Beer of the Week
Kostritzer Schwarzbier is a 4.8 percent alcohol, black lager from Germany.
It pours a dark black with mahogany highlights on a lit edge. A white head dissipates quickly. Aroma is of chocolate and roasted malts. Taste is clean with no hops but a nice roasted malt profile that finishes clean leaving a trace of vanilla.
This beer is brewed according to the German Reinheitsgebot meaning only water, barley, hops and yeast are used.
Pair with weinerschnitzel or seafood.
Rico’s Reaction
Kostritzer’s black lager has a good flavor and is easy to drink. Though the experience wasn’t revolutionary, it was a reminder once again of how much German beers benefit from the purity of their brewing.
My sense of smell isn’t very keen — and frankly it’s often just flat wrong — but the aroma was light and pleasant with just a hint of a sweet, dark fruit such as a raisin. The black lager has a nice lingering bitterness to it. It shares some similarities with Beck’s Dark but without that beer’s more metallic overtones.
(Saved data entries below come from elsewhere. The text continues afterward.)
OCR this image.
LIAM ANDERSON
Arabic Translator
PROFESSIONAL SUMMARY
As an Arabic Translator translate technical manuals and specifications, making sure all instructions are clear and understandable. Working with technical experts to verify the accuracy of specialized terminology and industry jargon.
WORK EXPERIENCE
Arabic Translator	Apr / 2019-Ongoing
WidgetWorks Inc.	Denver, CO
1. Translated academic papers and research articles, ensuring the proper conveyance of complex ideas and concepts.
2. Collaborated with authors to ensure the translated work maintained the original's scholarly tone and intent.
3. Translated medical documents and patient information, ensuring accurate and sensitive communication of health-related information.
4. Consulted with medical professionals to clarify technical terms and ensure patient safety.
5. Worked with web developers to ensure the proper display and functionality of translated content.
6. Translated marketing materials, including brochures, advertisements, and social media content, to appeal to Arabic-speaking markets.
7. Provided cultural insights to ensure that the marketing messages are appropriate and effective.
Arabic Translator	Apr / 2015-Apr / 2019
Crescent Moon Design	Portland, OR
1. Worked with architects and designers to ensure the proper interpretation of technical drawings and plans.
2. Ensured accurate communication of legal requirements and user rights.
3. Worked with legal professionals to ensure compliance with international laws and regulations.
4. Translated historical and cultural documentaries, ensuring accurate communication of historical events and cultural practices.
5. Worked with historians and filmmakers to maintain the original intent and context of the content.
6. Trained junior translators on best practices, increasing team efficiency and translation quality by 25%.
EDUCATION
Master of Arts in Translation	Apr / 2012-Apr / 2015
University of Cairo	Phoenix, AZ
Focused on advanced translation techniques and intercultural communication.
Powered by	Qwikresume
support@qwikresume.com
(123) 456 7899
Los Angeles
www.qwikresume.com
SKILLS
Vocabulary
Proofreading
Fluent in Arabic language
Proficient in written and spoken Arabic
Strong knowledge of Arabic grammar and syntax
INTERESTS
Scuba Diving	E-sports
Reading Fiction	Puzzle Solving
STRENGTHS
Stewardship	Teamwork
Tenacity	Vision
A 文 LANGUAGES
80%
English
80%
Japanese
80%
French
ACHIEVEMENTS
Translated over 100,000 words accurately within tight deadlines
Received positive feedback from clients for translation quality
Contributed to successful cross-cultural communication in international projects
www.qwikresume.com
Brewing since 1543, Kostritzer was bought by another German brewery I enjoy from time to time — Bitburger — in 1991. Although I don’t recommend trying this, apparently Kostritizer Schwarzbier has enough substance it can be served as a substitute “meal.” The German poet Johann Wolfgang von Goethe — author of “Faust” — is reported to have sustained himself on the black lager when he was too sick to eat anything.
Paired with reading one of Goethe’s works or maybe just watching a collection of “Sprockets” skits from “Saturday Night Live.”